Which brings us back to the prospective Saudi nuclear deal, in fact, to U.S. nuclear export deals in general. There is a pretense that Washington engages in every time one of these 123 civil-nuclear cooperation agreements (so-called because they fall under Section 123 of the Atomic Energy Act) comes before Congress. It is that we are dealing with law-abiding countries whose word is good, and that on that basis we can put a separation between the “peaceful” nuclear facilities and activities covered by the 123 agreement and any possible military application of the facilities and activities. The congressional battle then proceeds over the agreement details.

But everything depends on whom we are dealing with. Diplomatic lawyers can twist the meaning of agreements. In the 1950s, India promised not to use U.S. heavy water to make plutonium for bombs. When it did so in the 1970s, it called it a “peaceful bomb.” Unfortunately, the State Department kept quiet (one hopes out of shame). Israel promised not to be the first to “introduce” nuclear weapons to the Middle East. When it did so, we pretended, and still pretend, we didn’t notice.

Of course, we insist on inspections by the International Atomic Energy Agency. But as much as the IAEA inspection system has improved, it is hardly foolproof. In principle, the inspections are designed to make sure that nuclear wrongdoing is detected in time to thwart the creation of a bomb. But in reality, the system is not that tight even when it works as designed, and the needed powerful reaction of the world community to violation of the rules is by no means a sure thing. We should also not underestimate the ingenuity of determined would-be bomb makers to spoof inspectors. In the 1960s, the Israelis went so far as to temporarily rebuild parts of the Dimona reactor complex to fool American inspectors. And a country can simply eject the inspector altogether, as North Korea did, and get on with making bombs.

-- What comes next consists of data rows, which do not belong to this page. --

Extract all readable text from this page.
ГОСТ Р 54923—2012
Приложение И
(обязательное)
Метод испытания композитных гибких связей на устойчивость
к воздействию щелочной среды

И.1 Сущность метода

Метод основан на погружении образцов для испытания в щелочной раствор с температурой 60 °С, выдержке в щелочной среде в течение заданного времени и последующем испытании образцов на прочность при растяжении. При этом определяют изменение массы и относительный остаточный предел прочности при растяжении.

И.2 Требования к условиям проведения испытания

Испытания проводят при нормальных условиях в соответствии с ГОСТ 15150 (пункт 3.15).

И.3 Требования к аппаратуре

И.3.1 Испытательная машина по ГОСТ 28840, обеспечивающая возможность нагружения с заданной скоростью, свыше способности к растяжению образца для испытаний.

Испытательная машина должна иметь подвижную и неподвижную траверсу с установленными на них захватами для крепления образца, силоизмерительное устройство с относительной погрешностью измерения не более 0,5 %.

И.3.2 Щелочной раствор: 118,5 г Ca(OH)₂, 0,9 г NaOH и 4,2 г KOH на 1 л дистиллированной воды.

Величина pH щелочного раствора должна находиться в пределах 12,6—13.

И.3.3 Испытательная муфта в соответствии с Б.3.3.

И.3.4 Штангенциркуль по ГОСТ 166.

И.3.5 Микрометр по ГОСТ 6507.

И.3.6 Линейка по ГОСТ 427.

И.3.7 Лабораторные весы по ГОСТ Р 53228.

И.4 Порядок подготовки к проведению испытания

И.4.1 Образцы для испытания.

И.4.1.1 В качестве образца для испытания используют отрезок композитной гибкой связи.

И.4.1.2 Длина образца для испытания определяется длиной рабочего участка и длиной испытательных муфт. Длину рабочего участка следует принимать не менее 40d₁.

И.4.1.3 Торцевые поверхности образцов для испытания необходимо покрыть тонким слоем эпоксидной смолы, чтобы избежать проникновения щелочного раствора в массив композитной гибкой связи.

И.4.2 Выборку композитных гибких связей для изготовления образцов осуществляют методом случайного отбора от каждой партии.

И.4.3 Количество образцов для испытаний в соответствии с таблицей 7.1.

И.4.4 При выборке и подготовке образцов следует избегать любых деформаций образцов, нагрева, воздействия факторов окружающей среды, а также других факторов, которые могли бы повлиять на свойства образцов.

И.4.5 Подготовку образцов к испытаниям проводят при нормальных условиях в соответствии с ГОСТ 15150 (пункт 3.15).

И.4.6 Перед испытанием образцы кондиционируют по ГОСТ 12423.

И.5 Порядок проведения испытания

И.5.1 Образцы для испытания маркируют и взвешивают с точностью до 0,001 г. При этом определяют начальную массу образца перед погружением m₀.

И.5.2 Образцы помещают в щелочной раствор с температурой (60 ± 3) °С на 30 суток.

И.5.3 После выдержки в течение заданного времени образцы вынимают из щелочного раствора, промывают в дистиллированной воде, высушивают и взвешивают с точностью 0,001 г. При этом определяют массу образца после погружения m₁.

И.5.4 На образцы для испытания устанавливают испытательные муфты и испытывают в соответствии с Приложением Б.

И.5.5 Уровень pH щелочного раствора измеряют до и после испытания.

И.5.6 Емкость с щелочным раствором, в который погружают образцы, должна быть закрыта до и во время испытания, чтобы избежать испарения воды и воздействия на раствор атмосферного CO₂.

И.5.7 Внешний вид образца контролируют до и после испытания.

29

All these real-world issues get ignored in the ritual examination of 123 agreements by Congress, as is the likelihood that the government on the other side of the agreement may change, possibly radically, during the decades-long life of the agreement. The successor government may have a very different attitude towards it. Had we managed to sell to the Shah of Iran some of the twenty-three reactors he was contemplating buying, which would surely have come with fuel facilities as he was a reliable and important ally, they would all now be operating in the Islamic Republic. Yet in defense of its 123 agreement, the Executive Branch presents the current bona fides of the counterparty as if they are set in stone.

These attitudes and practices are archaic holdovers from the naive Atoms for Peace era. You would think we would have learned from a half-century of experience with civil-nuclear relations that nothing is more important than the character of the country we are dealing with. As for the current proposal to supply Saudi Arabia with powerful nuclear technology, we should just say “no.” It’s not about jobs (few of which are involved, in any case). It’s about blocking further spread of nuclear weapons in the Middle East.

Nor is it about the prince, whom the president seems to have pushed to the sidelines by speaking directly to the king about Khashoggi. The problem is the kingdom is not trustworthy. We should not supply it with reactors, and we should also urge others, starting with South Korea, not to do so.  

Victor Gilinsky served on the U.S. Nuclear Regulatory Commission under Presidents Gerald Ford, Jimmy Carter, and Ronald Reagan. He is program adviser for the Nonproliferation Policy Education Center. Henry Sokolski is executive director of the Nonproliferation Policy Education Center and the author of Underestimated: Our Not So Peaceful Nuclear Future. He served as deputy for nonproliferation policy in the office of the U.S. Secretary of Defense from 1989 to 1993.